Aku merasa bersalah pernah berfikir buruk tentang Ayu. Seharusnya aku tidak menilainya hanya dari gosip-gosip yang tidak jelas. Apalagi sekarang aku pacarnya, sepatutnya aku membantunya setiap dia ada masalah.

Ayu mengangkat kepalanya dari bahuku, tangannya mencoba mengusap air di matanya. "Dasar aku, masih saja tidak peka." Aku menahan tangannya, tak membiarkan dia mengusap sendiri.

"Sekarang kamu punya aku, kamu bisa cerita semua sama aku." Aku tersenyum di depannya, memberinya semangat, menyeka pipinya yang basah. "Udah yuk pulang, sebelum gelap."

Rumahku dan Ayu cukup jauh dari pusat kota, bisa memakan waktu satu jam perjalanan. Jalan yang biasa aku lewati, khususnya jalan yang di tengah sawah itu kadang sepi, terlalu menakutkan jika gelap belum pulang. Bukan takut sama hantu, aku takut sama begal.

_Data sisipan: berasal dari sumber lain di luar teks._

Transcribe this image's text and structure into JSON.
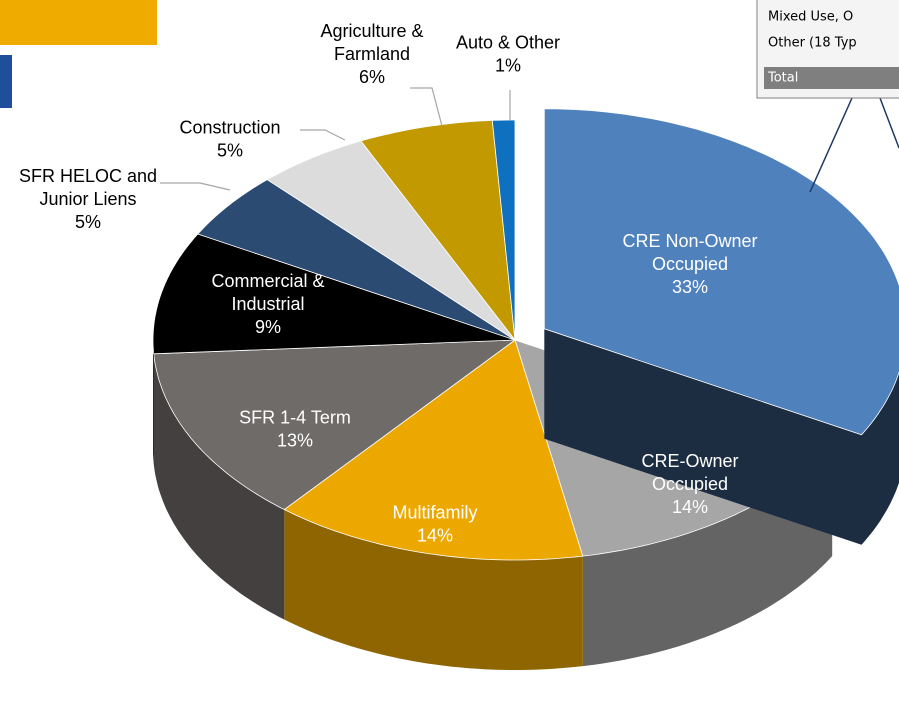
{
  "chart_data": {
    "type": "pie",
    "categories": [
      "CRE Non-Owner\nOccupied",
      "CRE-Owner\nOccupied",
      "Multifamily",
      "SFR 1-4 Term",
      "Commercial &\nIndustrial",
      "SFR HELOC and\nJunior Liens",
      "Construction",
      "Agriculture &\nFarmland",
      "Auto & Other"
    ],
    "values": [
      33,
      14,
      14,
      13,
      9,
      5,
      5,
      6,
      1
    ],
    "value_labels": [
      "33%",
      "14%",
      "14%",
      "13%",
      "9%",
      "5%",
      "5%",
      "6%",
      "1%"
    ],
    "colors": [
      "#4f81bd",
      "#a6a6a6",
      "#eda800",
      "#6f6b69",
      "#000000",
      "#2b4b73",
      "#dcdcdc",
      "#c29a00",
      "#1070c0"
    ],
    "exploded": [
      0
    ],
    "callout_rows": [
      "Mixed Use, O",
      "Other (18 Typ",
      "Total"
    ]
  }
}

Saat tadi pagi, aku langsung menemuinya di tempat perjanjian. Tapi sekarang, aku adalah pacarnya. Aku akan mengantarnya sampai ke depan rumah, memastikan dia selamat.

Setelah sekitar satu jam di jalan, akhirnya sampai di depan gerbang. Lampu di teras rumahnya sudah menyala, menerangi sekitar yang sudah mulai gelap. Ayu turun dari motorku. "Ali, aku masuk ya. Jangan kangen!" Ayu meledek.

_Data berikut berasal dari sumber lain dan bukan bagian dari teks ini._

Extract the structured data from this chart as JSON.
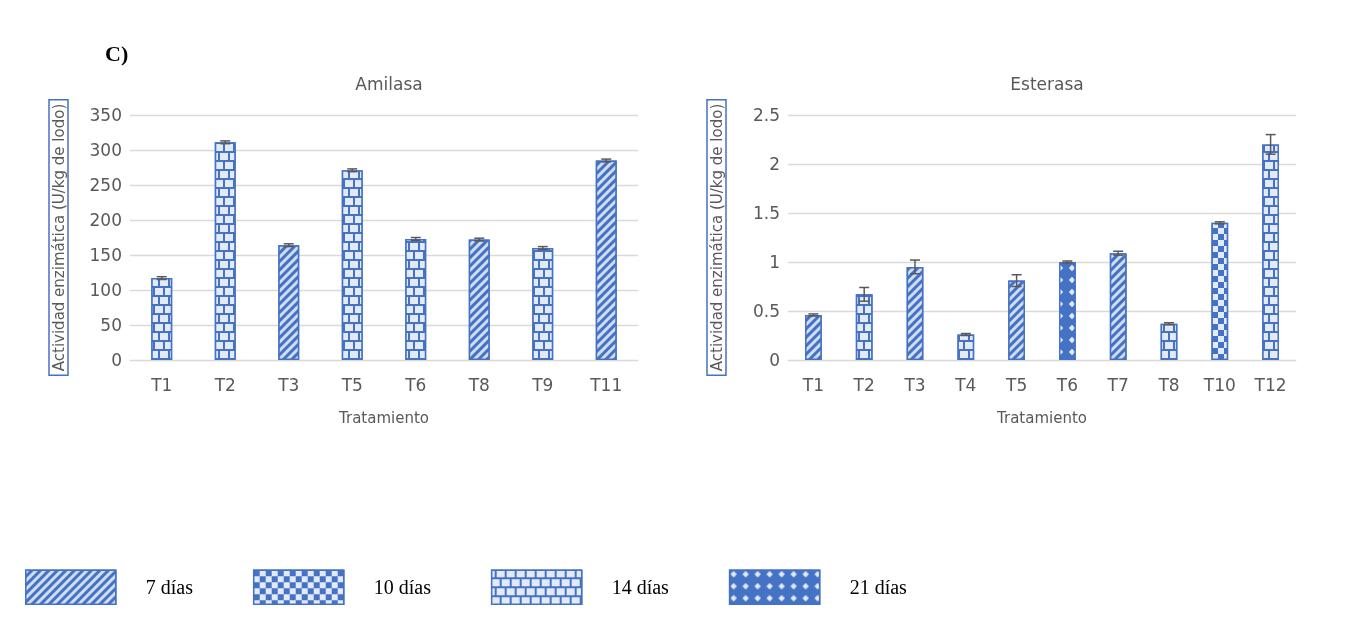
{
  "chart_data": [
    {
      "type": "bar",
      "title": "Amilasa",
      "xlabel": "Tratamiento",
      "ylabel": "Actividad enzimática (U/kg de lodo)",
      "annotations": [
        "C)"
      ],
      "categories": [
        "T1",
        "T2",
        "T3",
        "T5",
        "T6",
        "T8",
        "T9",
        "T11"
      ],
      "series": [
        {
          "name": "7 días",
          "color": "#4472c4",
          "values": [
            null,
            null,
            164,
            null,
            null,
            172,
            null,
            285
          ],
          "errors": [
            null,
            null,
            2,
            null,
            null,
            2,
            null,
            2
          ]
        },
        {
          "name": "14 días",
          "color": "#4472c4",
          "values": [
            117,
            311,
            null,
            271,
            173,
            null,
            160,
            null
          ],
          "errors": [
            2,
            2,
            null,
            2,
            2,
            null,
            2,
            null
          ]
        }
      ],
      "ylim": [
        0,
        350
      ],
      "yticks": [
        0,
        50,
        100,
        150,
        200,
        250,
        300,
        350
      ],
      "grid": "y"
    },
    {
      "type": "bar",
      "title": "Esterasa",
      "xlabel": "Tratamiento",
      "ylabel": "Actividad enzimática (U/kg de lodo)",
      "categories": [
        "T1",
        "T2",
        "T3",
        "T4",
        "T5",
        "T6",
        "T7",
        "T8",
        "T10",
        "T12"
      ],
      "series": [
        {
          "name": "7 días",
          "color": "#4472c4",
          "values": [
            0.46,
            null,
            0.95,
            null,
            0.81,
            null,
            1.09,
            null,
            null,
            null
          ],
          "errors": [
            0.01,
            null,
            0.07,
            null,
            0.06,
            null,
            0.02,
            null,
            null,
            null
          ]
        },
        {
          "name": "10 días",
          "color": "#4472c4",
          "values": [
            null,
            null,
            null,
            null,
            null,
            null,
            null,
            null,
            1.4,
            null
          ],
          "errors": [
            null,
            null,
            null,
            null,
            null,
            null,
            null,
            null,
            0.01,
            null
          ]
        },
        {
          "name": "14 días",
          "color": "#4472c4",
          "values": [
            null,
            0.67,
            null,
            0.26,
            null,
            null,
            null,
            0.37,
            null,
            2.2
          ],
          "errors": [
            null,
            0.07,
            null,
            0.01,
            null,
            null,
            null,
            0.01,
            null,
            0.1
          ]
        },
        {
          "name": "21 días",
          "color": "#4472c4",
          "values": [
            null,
            null,
            null,
            null,
            null,
            1.0,
            null,
            null,
            null,
            null
          ],
          "errors": [
            null,
            null,
            null,
            null,
            null,
            0.01,
            null,
            null,
            null,
            null
          ]
        }
      ],
      "ylim": [
        0,
        2.5
      ],
      "yticks": [
        0,
        0.5,
        1,
        1.5,
        2,
        2.5
      ],
      "grid": "y",
      "legend": "bottom"
    }
  ]
}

"Yang kangen mah kamu, aku kan belum pulang."

"Ya udah hati-hati."

"Ayu, makasih ya untuk hari ini." Aku membelai rambutnya sebelum pergi. "Kamu masuk sana, udah ditungguin pasti sama orang rumah."

Ayu membuka pagar rumahnya dan berhenti di depan pintu, menoleh ke belakang, memberi senyum terakhirnya untuk hari ini. Lalu hilang di balik pintu rumah.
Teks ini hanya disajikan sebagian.